The results show that by 2100, due to acidification, sand lance hatching success could be reduced to 71% of today’s levels. Since sand lance are such a critical component of the food web of the Northwest Atlantic, this marked decrease in sand lance would have profound impacts throughout the ecosystem.
“Sand lances are surely one of the most important forage fish here on the Northwest Atlantic shelf,” Baumann says. “Their range spans from the Mid Atlantic Bight all the way to Greenland. Where we studied them, on Stellwagen Bank, they are called the backbone of the ecosystem. The humpback whales, sharks, tuna, cod, shearwaters, terns — you name it — they are all relying on sand lance, and if sand lance productivity goes down, we will see ripple effects to all these higher trophic animals. Even though we humans don’t fish for sand lance, we need to take care of the species because it has such a huge effect on everything else.”
Baumann says this study supports the hypothesis that offshore, high latitude marine organisms like the sand lance may be among the most vulnerable to OA. As a result, these organisms and food webs will likely be impacted first and soon, and we must act now.
Previous research has focused on opportunistically chosen species when testing their sensitivity for ocean acidification, says Baumann, but this should change.

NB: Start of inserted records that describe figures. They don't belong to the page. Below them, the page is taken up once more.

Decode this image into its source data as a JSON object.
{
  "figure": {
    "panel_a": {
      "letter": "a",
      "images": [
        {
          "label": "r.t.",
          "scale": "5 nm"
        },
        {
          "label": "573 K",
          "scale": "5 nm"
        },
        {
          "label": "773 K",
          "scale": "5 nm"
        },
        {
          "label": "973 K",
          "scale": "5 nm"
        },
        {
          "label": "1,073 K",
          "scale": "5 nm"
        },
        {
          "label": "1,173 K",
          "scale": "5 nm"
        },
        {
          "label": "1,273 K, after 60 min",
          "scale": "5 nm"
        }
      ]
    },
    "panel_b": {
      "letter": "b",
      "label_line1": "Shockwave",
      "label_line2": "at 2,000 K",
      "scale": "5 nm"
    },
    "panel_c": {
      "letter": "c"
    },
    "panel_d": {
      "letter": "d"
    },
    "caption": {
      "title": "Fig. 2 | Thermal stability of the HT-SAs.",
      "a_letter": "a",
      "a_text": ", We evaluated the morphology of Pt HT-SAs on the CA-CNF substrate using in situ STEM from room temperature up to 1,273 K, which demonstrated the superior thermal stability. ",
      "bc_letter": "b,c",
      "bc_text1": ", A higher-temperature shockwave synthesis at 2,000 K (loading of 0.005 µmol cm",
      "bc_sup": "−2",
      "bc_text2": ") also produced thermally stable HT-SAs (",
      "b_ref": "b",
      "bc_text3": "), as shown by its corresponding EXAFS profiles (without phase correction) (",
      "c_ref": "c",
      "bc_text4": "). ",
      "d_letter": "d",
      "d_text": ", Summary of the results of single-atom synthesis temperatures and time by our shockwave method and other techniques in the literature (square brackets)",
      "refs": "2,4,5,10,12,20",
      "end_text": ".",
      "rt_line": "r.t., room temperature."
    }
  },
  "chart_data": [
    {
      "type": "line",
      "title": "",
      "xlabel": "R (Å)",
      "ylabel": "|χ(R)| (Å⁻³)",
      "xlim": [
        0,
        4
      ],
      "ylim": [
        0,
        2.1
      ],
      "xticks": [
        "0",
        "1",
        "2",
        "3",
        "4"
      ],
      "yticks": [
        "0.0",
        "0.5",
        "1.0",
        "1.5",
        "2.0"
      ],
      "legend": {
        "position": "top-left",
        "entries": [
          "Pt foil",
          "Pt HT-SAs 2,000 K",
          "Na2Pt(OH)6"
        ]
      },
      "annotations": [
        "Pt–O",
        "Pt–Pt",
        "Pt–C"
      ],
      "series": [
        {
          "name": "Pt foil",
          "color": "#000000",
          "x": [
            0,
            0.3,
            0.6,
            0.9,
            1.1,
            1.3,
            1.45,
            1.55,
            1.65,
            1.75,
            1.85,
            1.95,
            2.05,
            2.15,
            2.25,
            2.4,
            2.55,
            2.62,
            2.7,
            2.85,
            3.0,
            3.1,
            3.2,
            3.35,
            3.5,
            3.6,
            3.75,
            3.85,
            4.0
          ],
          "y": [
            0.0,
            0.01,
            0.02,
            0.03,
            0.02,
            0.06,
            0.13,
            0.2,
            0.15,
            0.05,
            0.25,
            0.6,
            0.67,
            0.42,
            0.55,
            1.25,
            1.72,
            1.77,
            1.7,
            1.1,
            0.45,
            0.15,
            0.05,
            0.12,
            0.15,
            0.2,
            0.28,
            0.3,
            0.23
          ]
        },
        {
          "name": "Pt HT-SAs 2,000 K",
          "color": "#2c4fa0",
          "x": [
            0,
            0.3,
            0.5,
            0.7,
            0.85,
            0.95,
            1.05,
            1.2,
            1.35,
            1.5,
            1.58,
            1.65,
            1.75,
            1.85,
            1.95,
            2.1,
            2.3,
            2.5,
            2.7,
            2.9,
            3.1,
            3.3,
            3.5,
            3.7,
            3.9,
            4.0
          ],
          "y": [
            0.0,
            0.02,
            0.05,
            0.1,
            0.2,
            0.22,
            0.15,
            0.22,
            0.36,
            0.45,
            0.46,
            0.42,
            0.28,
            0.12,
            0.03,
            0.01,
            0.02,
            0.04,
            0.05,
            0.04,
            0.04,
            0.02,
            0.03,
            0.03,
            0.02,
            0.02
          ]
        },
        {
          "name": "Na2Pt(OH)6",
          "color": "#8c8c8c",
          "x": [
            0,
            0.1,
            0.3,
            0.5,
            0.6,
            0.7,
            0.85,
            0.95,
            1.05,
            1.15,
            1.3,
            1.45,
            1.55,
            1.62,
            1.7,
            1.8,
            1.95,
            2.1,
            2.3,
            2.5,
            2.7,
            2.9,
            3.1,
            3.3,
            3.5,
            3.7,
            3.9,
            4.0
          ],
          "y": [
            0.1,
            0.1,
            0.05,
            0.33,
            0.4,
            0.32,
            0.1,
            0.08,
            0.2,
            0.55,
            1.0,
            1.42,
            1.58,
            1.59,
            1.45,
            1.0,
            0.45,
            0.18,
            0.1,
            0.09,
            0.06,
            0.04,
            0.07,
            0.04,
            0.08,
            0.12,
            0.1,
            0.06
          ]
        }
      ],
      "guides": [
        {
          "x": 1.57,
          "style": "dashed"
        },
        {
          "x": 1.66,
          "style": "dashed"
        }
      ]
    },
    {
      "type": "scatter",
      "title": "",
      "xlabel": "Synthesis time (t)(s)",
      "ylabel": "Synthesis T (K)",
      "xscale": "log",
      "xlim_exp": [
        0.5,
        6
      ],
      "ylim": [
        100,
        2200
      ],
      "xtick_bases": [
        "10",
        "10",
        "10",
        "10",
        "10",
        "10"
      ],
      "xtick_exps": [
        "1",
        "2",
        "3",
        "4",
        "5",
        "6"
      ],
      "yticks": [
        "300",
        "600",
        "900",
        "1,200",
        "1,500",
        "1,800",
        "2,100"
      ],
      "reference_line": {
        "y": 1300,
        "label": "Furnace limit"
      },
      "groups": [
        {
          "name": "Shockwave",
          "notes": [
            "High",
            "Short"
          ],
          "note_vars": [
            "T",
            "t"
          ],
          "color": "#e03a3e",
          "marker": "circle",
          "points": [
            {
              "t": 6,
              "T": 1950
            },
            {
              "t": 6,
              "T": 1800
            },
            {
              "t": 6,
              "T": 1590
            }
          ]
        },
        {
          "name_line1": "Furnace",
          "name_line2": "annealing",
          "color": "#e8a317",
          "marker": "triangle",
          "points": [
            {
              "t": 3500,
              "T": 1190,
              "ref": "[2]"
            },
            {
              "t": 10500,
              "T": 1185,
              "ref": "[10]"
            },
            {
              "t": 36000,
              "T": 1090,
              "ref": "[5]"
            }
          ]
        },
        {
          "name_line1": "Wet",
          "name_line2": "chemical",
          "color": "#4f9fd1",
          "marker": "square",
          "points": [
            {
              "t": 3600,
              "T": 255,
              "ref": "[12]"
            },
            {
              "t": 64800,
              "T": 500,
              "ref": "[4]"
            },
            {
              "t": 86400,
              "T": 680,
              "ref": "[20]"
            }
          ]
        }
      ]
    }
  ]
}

“We need strategic thinking about what species we are testing next, because we cannot test every marine fish species, that’s an impossible task. We should concentrate on fish species that are likely the most vulnerable, and therefore the ones that are probably being affected first and this research makes a compelling argument that those are the fish species at higher latitudes and in more offshore than nearshore environments.”